Fight Sodium With Potassium
By all accounts, the American diet is tantamount to a salt lick. According to Centers for Disease Control data, the average person in the United States consumes an elephantine 3,436 milligrams of sodium daily, double the amount most people should ingest. For some, this is a recipe for cardiovascular woes because of a salt-induced rise in blood pressure, which raises stroke and heart-attack risk. But potassium, which encourages the kidneys to excrete sodium, can counter the harmful effects of sodium overload. So, when noshing on salty dishes or sodium-packed canned soups, frozen meals and fast-food fare, make sure to load up on potassium-plump fruits, vegetables and legumes at the same time.
Carb Your Protein
If you emerge from the gym with a rapacious appetite, make sure to quell it with a healthy dose of both protein and carbohydrates. “Carbohydrates and protein together after a workout work jointly to speed up muscle recovery by enhancing the blood insulin response,” says Molly Kimball, a sports dietitian at the Elmwood Fitness Center in New Orleans. “Higher insulin levels will supply muscles with a faster and larger dose of repair nutrients such as glucose and amino acids.”
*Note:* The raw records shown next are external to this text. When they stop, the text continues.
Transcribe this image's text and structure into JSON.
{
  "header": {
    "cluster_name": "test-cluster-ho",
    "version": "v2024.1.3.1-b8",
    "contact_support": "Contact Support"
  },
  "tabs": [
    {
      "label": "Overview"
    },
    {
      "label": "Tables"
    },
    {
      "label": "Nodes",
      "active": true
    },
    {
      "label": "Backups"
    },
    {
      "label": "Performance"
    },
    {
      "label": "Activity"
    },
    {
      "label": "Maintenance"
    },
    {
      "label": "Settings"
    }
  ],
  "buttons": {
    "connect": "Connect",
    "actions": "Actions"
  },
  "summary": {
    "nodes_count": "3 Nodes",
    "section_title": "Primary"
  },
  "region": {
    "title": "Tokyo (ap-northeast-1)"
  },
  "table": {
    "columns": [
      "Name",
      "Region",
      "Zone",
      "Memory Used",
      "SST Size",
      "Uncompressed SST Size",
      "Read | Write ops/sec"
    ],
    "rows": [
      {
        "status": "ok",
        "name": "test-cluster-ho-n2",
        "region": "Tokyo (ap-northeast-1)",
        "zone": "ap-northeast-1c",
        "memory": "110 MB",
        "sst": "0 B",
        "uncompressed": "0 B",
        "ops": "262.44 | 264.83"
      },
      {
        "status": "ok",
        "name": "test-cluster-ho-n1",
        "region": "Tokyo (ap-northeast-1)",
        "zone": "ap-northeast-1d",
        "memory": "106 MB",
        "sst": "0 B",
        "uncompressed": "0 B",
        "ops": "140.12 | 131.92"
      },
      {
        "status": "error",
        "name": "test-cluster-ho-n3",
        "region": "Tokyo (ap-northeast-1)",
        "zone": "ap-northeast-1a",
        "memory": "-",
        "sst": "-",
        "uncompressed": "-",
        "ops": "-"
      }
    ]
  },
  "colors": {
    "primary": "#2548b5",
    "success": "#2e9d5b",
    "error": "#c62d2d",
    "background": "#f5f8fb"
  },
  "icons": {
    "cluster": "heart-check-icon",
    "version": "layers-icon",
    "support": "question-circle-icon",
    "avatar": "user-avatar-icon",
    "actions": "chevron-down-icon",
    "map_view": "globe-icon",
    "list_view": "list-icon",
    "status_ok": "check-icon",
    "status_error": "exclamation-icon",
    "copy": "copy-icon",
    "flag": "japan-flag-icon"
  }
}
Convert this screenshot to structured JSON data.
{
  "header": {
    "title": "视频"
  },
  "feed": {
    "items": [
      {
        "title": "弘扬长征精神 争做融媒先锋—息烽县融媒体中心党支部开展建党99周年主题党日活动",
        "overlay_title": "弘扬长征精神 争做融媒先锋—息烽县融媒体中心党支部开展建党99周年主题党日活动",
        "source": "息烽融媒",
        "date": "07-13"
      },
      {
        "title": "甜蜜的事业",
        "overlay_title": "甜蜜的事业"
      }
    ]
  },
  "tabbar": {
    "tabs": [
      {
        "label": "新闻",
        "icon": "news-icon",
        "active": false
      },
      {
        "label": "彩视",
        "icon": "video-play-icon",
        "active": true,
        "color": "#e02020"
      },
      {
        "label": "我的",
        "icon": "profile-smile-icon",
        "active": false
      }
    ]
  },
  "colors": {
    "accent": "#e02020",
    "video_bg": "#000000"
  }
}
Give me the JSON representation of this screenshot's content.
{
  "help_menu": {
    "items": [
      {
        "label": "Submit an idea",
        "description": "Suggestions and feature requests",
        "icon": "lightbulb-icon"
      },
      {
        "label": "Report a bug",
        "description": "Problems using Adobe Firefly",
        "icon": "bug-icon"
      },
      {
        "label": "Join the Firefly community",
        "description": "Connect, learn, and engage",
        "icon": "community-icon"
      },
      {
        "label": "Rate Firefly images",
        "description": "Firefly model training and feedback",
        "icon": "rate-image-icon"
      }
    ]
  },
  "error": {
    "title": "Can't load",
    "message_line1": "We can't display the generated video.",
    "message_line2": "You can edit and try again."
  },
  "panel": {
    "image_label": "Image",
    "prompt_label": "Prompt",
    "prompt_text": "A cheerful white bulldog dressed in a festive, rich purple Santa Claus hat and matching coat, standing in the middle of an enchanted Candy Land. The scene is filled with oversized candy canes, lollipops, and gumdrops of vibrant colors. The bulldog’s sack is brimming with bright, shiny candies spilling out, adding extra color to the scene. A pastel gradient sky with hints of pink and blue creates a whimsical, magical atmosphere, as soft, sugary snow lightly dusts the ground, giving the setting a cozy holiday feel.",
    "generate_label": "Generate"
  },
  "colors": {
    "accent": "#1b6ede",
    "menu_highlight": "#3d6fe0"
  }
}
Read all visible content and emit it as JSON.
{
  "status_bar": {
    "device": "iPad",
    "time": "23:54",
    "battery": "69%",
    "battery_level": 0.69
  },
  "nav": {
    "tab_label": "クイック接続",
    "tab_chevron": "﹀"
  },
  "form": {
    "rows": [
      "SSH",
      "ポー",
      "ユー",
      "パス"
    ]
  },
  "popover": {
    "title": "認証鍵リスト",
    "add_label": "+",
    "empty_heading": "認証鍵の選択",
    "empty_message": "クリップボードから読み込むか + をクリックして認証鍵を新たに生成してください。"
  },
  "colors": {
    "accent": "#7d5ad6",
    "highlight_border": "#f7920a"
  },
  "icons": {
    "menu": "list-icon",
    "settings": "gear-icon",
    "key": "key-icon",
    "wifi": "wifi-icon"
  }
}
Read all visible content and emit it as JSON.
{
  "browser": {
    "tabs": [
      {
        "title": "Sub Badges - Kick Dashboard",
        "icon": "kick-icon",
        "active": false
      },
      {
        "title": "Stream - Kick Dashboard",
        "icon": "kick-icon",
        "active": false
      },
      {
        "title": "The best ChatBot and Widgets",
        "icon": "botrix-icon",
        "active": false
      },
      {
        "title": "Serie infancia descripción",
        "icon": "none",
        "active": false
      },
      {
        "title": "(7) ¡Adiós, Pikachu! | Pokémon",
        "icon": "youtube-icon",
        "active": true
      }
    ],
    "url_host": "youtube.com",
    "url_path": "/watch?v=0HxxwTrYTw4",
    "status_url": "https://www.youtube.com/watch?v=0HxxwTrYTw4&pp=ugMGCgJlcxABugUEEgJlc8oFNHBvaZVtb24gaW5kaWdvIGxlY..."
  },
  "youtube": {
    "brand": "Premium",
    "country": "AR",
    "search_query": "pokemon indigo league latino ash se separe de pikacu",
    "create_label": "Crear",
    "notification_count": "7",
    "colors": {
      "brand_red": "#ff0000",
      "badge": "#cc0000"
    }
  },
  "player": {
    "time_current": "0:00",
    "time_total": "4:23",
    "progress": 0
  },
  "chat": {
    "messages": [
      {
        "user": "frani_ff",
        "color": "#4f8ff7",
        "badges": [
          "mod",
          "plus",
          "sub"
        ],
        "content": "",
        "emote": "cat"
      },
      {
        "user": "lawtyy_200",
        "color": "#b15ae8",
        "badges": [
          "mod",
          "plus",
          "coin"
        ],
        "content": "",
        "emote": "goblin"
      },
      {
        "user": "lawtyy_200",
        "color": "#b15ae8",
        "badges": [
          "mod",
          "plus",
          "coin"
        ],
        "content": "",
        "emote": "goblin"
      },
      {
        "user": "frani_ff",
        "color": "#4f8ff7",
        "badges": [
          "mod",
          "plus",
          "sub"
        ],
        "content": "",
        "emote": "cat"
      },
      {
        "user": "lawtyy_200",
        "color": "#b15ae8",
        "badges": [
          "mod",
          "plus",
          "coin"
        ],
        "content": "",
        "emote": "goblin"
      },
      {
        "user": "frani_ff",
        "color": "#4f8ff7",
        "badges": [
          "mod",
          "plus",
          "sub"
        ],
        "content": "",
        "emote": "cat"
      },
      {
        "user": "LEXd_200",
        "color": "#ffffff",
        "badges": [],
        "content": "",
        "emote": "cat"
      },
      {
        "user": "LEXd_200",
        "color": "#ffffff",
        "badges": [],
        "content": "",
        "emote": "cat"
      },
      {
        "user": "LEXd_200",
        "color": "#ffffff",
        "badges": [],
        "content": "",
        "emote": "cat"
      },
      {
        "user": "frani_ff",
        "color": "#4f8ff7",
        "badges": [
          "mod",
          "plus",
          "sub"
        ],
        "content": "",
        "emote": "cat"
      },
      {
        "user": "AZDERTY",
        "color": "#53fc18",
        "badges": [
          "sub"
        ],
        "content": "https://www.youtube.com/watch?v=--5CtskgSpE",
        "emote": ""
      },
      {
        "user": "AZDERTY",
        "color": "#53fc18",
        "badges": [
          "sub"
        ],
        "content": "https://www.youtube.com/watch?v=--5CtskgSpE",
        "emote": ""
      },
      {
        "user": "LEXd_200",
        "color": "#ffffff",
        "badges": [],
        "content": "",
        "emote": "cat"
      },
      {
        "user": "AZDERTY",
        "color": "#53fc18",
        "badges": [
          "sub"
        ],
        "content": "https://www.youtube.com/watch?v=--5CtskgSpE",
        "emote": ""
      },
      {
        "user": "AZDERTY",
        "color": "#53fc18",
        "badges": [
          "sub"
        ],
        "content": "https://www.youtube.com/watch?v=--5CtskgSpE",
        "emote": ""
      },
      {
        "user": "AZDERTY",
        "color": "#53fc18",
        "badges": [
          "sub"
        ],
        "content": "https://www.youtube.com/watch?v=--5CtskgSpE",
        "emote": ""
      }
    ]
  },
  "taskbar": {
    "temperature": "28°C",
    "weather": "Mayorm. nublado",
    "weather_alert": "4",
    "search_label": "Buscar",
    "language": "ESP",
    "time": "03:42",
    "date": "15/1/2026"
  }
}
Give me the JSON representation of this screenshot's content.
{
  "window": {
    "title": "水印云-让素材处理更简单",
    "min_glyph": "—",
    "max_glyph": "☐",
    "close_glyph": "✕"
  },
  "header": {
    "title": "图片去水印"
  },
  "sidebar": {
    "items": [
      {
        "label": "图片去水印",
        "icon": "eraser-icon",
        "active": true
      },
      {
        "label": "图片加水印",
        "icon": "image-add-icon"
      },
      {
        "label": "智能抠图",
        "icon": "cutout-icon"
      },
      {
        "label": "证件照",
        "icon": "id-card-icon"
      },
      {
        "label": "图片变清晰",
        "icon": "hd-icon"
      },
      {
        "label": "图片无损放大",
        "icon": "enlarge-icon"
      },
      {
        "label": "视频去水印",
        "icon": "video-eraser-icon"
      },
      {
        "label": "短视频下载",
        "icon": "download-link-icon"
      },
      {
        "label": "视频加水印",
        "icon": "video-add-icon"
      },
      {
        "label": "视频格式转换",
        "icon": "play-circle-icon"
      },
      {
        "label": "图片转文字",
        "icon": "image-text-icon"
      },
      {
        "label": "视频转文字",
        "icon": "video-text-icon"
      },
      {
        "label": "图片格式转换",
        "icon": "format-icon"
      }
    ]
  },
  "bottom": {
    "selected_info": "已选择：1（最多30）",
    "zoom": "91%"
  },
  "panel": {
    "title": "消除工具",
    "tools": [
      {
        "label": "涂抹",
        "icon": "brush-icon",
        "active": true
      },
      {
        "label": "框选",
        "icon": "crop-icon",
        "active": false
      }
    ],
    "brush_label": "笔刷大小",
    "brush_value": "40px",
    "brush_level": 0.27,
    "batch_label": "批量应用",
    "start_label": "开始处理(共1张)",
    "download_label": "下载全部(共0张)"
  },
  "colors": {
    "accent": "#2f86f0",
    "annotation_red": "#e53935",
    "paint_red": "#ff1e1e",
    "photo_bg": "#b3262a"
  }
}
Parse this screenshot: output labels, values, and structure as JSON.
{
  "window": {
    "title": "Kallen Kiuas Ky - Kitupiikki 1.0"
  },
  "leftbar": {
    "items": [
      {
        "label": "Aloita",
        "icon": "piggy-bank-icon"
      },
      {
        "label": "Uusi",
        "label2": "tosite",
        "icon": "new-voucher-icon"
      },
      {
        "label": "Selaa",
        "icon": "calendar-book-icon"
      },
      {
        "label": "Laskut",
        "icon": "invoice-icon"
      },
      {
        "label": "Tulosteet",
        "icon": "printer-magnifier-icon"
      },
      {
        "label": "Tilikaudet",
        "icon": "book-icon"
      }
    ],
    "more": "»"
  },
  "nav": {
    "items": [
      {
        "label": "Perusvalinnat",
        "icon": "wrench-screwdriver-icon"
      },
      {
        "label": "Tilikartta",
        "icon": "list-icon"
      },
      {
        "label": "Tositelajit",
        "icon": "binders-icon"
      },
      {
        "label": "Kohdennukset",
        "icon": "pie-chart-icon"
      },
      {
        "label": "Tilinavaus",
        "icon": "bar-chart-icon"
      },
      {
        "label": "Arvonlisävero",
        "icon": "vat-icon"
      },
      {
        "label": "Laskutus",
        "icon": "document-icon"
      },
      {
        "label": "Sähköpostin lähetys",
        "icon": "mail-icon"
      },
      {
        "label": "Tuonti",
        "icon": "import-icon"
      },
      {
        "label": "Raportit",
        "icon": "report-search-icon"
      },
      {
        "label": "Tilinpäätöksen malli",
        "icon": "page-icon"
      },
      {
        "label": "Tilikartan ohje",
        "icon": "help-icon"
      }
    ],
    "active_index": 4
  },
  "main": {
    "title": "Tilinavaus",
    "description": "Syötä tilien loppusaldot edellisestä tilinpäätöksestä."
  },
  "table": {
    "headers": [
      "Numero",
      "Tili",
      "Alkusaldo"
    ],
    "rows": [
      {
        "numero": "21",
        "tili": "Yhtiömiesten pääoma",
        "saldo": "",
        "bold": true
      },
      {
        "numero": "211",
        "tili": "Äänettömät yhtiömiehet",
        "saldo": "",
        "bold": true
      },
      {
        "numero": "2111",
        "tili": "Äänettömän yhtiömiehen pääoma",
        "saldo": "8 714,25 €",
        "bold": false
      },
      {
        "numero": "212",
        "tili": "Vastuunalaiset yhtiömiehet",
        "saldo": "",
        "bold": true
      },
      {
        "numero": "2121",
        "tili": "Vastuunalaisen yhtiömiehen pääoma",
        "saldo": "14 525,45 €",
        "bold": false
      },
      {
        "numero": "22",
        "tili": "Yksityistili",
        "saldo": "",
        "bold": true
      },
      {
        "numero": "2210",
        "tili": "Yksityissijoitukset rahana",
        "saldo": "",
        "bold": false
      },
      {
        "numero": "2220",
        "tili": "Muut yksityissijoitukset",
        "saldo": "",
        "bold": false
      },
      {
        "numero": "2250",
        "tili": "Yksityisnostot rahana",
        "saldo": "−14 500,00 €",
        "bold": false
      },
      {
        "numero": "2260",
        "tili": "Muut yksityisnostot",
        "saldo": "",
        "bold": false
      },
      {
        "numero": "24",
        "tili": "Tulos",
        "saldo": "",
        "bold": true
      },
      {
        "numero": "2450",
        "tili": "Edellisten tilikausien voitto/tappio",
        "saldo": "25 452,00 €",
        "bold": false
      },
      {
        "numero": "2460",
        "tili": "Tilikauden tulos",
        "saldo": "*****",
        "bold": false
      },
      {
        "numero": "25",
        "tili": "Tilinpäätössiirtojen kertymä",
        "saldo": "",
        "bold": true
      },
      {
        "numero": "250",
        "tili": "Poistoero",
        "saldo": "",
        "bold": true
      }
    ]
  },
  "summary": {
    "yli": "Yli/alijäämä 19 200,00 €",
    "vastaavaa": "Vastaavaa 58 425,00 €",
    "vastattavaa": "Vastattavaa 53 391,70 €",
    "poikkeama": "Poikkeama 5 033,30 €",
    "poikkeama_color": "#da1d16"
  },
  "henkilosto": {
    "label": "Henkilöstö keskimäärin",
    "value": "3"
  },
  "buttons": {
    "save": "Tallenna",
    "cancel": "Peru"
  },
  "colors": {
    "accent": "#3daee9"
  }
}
The outcome of this perfect pairing is less muscle soreness and better fitness results. Postworkout, Kimball recommends carbohydrate and protein combinations such as a turkey sandwich, yogurt and fruit; brown rice and grilled chicken or tofu; and pasta with meat sauce.
Wine for Fish
Merlot and salmon may indeed be a perfect pairing. A 2008 study published in the American Journal of Clinical ➺ Nutrition reported that European men and women who consumed as little as 4 ounces of wine a day had higher blood levels of the omega-3 fats found in fish such as trout, salmon and sardines. The same results were not found for beer or spirits.
Scientists believe that heart-chummy polyphenol antioxidants in wine such as resveratrol might be responsible for the improved absorption of omega-3 fats, which have been shown to protect against myriad maladies, including depression, diabetes, mental decline and stroke.
Prefer chardonnay over merlot? According to a 2008 Journal of Agricultural and Food Chemistry study, white wine contains its own distinct polyphenol compounds that give it the same heart-protective qualities as red. You can enjoy wine with your fish or even use it to marinate your catch of the day.
Both on food labels, and in nutritional reporting, the tendency has been to trumpet one nutrient at a time. But food scientists have uncovered thousands of bioactive phytochemicals in fruits, vegetables and whole grains, says Magee, “and now they are discovering that these often work better in pairs or groups.”
What we’re learning, she says, is that extracting and isolating nutrients doesn’t work very well: “The power is in the packaging, and pills with single nutrients just can’t match the healing power of whole foods.”
The lessons of food synergy, it seems, are the same commonsense lessons we’ve been hearing for a long time now: For good health, eat a variety of whole foods — and eat them together.